The Republic of Vanuatu

Statement delivered by Hon. Joe Y NATUMAN PRIME MINISTER

©Delivered at the 69

Session of the United Nations General Assembly

29 September 2014, UN Headquarters, New York

Theme: "Delivering on andimplementing a Transformative Post-2015 Development Agenda."


JOE NATUMAN, Prime Minister of Vanuatu, said that vulnerability must be considered when identifying whether a least developed country was ready to graduate from that status. Recognizing the Committee on Development Policy, and the Economic and Social Council’s review, which had determined his country’s eligibility, he noted it also allowed for a grace period of four years for a "smooth transition". However, he cautioned that the country's ongoing vulnerability as a small island developing State must also be addressed. In that regard, the Government was examining the benefits it might lose, with a view to negotiating retention of certain concessions vital to sustaining economic development. It was important not to lose sight of the real issue, vulnerability, by focussing on "smooth transition".

While his country had made progress on the Millennium Development Goals, it would be difficult to achieve all by 2015, he said. The country's narrow revenue base, coupled with a population dispersed among 83 islands, made it difficult to deliver basic services. He appealed to developed countries to honour their commitments to increase their aid to 0.7 per cent of gross domestic product (GDP).

He also said that he looked forward to the rhetoric of the Climate Change Summit being translated into urgent action, emphasizing that climate change must be one of the most important elements in the Sustainable Development Goals. A target below 1.5˚C above pre-industrial levels must be part of those targets. Development partners should work in harmony and in the true spirit of partnership to fulfil the dreams of his people, particularly of the younger and vulnerable generation. The United Nations should accept the views of the Commonwealth Heads of Governments as additional input in the post-2015 development agenda.

Underscoring the unfinished business of decolonization, he noted that part of his country's sovereign territory was still in dispute by one of its former colonial Powers. He expressed delight that the Special Rapporteur on the rights of indigenous peoples had brought the matter to the Human Rights Council in Geneva, and that France had responded with an openness to dialogue. He also voiced support for the conclusions and recommendations in the report of the United Nations mission to New Caledonia, and called on the Organization and the international community to continue supporting the efforts of New Caledonia and France to implement a successful decolonization process under the Noumea Accord.

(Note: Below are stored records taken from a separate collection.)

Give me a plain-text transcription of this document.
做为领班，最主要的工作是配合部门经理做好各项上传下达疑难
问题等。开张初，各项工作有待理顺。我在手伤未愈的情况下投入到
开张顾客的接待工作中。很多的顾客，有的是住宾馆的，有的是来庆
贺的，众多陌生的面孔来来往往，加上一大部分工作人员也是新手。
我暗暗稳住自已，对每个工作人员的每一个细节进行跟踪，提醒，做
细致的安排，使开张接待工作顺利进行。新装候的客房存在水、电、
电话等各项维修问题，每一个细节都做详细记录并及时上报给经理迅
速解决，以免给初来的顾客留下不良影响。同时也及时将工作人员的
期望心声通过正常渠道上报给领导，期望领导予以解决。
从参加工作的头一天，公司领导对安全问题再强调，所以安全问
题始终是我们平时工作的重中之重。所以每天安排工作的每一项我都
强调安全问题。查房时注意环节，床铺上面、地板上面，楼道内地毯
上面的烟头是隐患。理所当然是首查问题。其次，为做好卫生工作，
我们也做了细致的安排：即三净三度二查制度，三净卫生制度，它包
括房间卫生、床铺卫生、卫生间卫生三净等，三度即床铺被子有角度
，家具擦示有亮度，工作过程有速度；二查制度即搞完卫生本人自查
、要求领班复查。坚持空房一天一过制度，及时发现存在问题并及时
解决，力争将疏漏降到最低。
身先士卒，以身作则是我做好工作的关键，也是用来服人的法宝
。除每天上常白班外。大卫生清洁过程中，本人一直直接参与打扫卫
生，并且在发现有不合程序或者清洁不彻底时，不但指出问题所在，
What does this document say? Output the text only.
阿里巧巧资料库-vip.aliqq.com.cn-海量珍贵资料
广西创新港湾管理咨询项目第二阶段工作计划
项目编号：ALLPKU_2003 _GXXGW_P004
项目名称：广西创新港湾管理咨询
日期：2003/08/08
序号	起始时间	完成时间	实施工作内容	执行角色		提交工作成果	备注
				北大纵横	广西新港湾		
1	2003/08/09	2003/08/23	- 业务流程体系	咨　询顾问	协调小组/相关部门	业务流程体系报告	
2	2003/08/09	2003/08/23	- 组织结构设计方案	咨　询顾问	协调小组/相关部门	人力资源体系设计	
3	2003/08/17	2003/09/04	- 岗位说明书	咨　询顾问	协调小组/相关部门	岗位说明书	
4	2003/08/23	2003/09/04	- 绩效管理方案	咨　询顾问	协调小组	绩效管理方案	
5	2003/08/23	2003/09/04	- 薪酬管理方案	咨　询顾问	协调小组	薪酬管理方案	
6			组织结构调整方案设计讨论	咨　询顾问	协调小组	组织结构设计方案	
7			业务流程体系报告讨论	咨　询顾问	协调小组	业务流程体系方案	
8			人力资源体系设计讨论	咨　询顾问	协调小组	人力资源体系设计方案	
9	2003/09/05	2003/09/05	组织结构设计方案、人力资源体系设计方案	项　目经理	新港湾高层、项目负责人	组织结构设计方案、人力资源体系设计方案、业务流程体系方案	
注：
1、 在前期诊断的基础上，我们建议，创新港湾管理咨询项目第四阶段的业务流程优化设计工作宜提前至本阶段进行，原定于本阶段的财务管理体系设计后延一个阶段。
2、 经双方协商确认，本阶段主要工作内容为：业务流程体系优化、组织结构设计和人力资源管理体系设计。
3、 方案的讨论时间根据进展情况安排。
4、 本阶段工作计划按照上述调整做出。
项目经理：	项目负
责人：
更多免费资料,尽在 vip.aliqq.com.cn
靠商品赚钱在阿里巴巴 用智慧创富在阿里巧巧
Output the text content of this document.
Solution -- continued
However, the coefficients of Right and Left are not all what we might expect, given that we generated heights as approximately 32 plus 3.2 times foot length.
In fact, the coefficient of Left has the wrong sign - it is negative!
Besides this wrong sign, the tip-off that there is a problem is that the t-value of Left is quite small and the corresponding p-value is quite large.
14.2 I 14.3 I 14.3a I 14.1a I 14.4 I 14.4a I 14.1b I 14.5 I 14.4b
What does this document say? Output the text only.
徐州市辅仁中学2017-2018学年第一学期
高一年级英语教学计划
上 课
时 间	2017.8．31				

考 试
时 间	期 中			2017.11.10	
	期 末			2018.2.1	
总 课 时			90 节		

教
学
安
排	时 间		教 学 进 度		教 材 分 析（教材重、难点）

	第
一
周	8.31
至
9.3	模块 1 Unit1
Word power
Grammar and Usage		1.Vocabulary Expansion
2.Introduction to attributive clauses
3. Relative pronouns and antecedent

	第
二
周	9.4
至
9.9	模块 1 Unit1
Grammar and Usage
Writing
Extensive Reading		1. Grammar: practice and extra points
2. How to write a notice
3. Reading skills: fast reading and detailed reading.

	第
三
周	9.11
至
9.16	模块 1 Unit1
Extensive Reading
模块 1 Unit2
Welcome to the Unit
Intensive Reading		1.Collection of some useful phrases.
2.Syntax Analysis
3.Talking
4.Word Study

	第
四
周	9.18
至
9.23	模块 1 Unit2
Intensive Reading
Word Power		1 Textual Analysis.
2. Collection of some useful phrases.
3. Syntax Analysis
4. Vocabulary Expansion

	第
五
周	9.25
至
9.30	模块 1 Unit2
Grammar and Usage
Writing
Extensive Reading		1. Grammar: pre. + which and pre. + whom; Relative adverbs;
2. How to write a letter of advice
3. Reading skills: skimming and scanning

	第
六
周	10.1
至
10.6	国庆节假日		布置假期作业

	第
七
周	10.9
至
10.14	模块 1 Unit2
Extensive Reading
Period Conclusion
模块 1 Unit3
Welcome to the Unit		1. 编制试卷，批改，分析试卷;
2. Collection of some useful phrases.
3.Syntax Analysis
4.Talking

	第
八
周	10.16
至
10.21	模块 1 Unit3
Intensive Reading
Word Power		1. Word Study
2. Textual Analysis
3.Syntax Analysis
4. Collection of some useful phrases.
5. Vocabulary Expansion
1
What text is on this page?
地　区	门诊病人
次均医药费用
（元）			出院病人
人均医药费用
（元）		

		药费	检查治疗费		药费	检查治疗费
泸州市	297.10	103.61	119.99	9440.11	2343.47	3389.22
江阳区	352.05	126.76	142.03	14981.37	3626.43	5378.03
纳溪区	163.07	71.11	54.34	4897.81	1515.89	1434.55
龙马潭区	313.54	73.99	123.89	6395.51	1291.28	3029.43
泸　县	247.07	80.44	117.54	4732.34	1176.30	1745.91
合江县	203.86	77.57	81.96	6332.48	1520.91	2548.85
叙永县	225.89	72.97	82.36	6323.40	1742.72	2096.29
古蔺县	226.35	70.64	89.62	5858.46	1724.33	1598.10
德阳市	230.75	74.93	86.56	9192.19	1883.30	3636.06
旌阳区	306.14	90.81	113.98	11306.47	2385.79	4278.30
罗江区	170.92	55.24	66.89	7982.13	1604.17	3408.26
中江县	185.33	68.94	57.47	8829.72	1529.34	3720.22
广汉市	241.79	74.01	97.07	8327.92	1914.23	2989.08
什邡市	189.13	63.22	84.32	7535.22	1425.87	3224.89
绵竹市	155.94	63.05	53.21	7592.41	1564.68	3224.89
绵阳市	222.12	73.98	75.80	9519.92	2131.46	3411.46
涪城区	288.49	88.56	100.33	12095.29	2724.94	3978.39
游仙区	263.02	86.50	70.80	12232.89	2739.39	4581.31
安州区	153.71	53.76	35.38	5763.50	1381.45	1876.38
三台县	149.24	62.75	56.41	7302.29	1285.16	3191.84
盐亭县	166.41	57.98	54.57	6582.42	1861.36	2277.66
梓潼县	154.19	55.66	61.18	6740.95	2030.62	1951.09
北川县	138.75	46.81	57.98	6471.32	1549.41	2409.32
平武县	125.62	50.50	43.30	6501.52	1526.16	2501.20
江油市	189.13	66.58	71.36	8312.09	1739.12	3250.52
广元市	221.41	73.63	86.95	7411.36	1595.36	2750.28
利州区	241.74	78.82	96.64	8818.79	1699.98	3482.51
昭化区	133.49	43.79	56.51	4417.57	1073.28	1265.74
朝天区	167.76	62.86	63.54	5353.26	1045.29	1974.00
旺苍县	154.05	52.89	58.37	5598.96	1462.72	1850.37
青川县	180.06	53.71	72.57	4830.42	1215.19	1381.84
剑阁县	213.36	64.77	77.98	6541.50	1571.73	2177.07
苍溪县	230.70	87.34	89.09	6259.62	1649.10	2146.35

He further called on the Organization, through its regional agencies, to provide assistance to New Caledonia, in particular the Front de Liberation Nationale Kanak et Socialiste and the Kanak people, through training that would enable them to fully participate in that Accord. Noting that concerns for vulnerability, sustainable development, fisheries, job creation and human rights, among others, were reflected in the Samoa Pathway document, he urged that it be integrated into a transformative post-2015 development agenda, and that gaps in the implementation of Barbados Programme of Action be closed.